Does this make much of a difference as far as the situation of PED's in baseball? Not in the least. It's good to see an athlete come out an apologize for making a mistake, but what difference does it make at this point? Braun burned his own bridges with many other teammates, friends, and those at the MLB offices, and it's up to him to build them back, as he points out in his statement. At this point, who really cares about whether the products were for an injury or whether he was trying to enhance his playing ability? The damage has been done, and there isn't much more you can say.
As far as the situation of PED's go, not much feels different despite thirteen players being suspended for their involvement in the Biogenesis case. This is a big move by Major League Baseball, as they continue to move towards PED-free baseball. The impact of the suspensions definitely there, it just doesn't seem like enough. Fifty games for a suspension may seem like a lot, but in reality it isn't even a third of the season.
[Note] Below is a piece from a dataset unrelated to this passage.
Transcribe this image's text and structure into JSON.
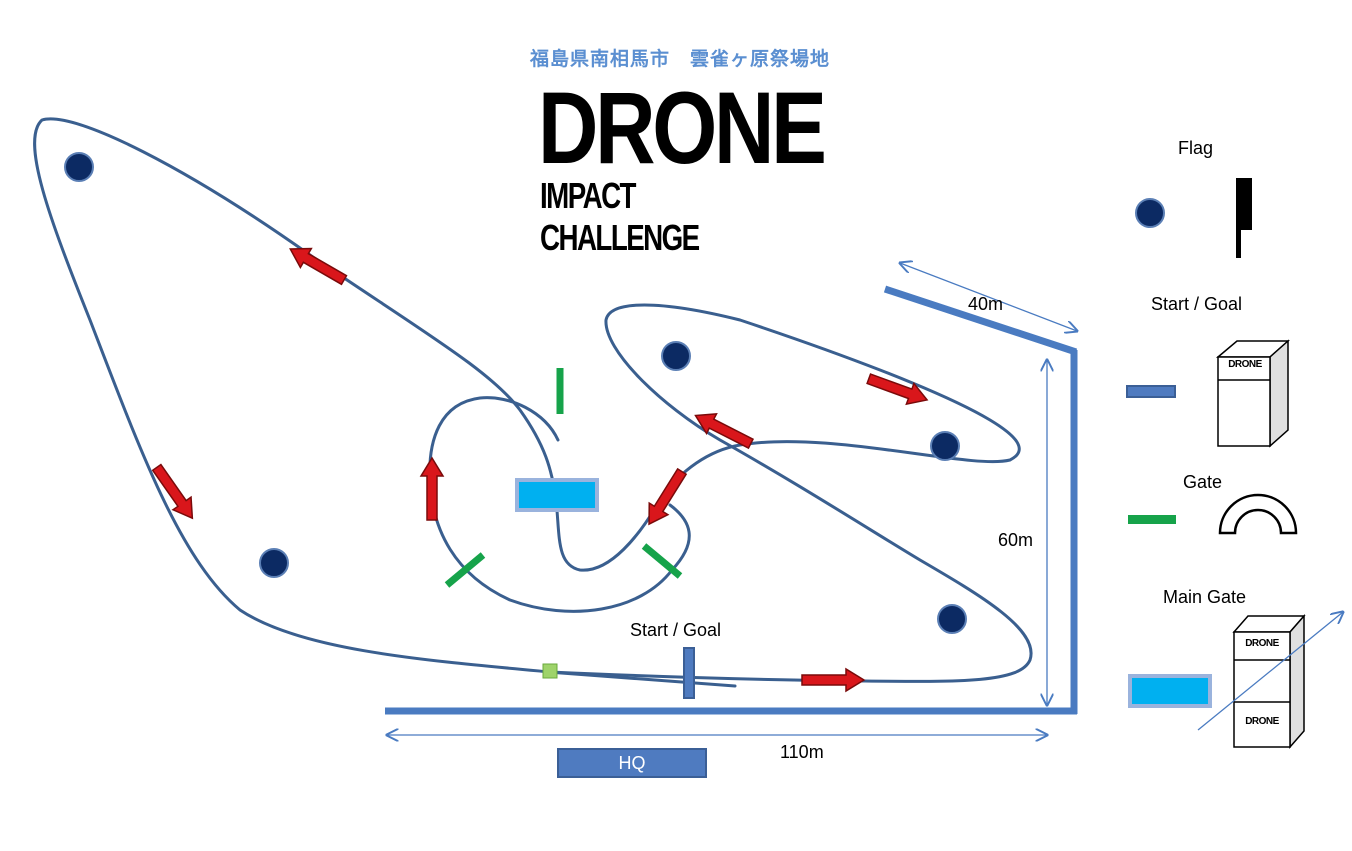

If the MLB really wants to make people realize how serious they are on the topic, it should be through Alex Rodriguez.
Smaller suspensions like fifty games aren't enough to stop players from juicing, as players continue to get caught despite suspensions. Larger suspensions need to be handed out to show the severity of cheating, and by winning an appeal over Rodriguez is a good place to start. Suspending through to the end of 2014 is good, but to really make a splash, something like a lifetime ban would really turn people's heads. Is it possible they would overcompensate with something like that? Possibly. But A-Roid is 38, and nearing the end of his career. What difference would it make anyways?
What do you think about the Braun statement and the state of steroids in the game?
Thursday, 4 July 2013
I'm sitting in a Montreal hotel room, doing my daily ritual of watching the Jays game, as do many Canadians. After coming off the rush of an 11 game winning streak, there's been a revived sense of optimism amongst Jays fans, and the lingering sweetness from the streak is still there. Is it enough though? There's always the bombarding of "it's too early to say anything," and "anything can happen." I get it. After all, the Oakland Athletics had pretty much the exact same record as the Blue Jays at this point last year (1 less loss) and they went on to win their division. But in the AL East, nothing ever comes this easy. Ever since the Jays 11 game winning streak ended on June 24th, they've dropped to 3-7 in their past 10, dragging them back below .500, the only AL Easy team under .500, and they're looking to lose another one tonight. The inconsistency of going on hot streaks every now and then isn't going to make them a playoff team. A team wins by constantly being able to perform at a high level, and not just for certain patches at a time. Yes, they've been hot recently, but what else? Without the streak, they haven't been playing at a high level, no way around that. The only consistency for the Jays this year has been the bullpen, but when has a team ever been carried to the World Series by their bullpen? If the starting pitching is constantly having to rely on them, along with no support from the hitting, it isn't going to produce a winning team. They have all the talent they need, despite having some key players injured. Hopefully luck will change and they will go to their expected winning ways, but for now it isn't easy for us fans to watch.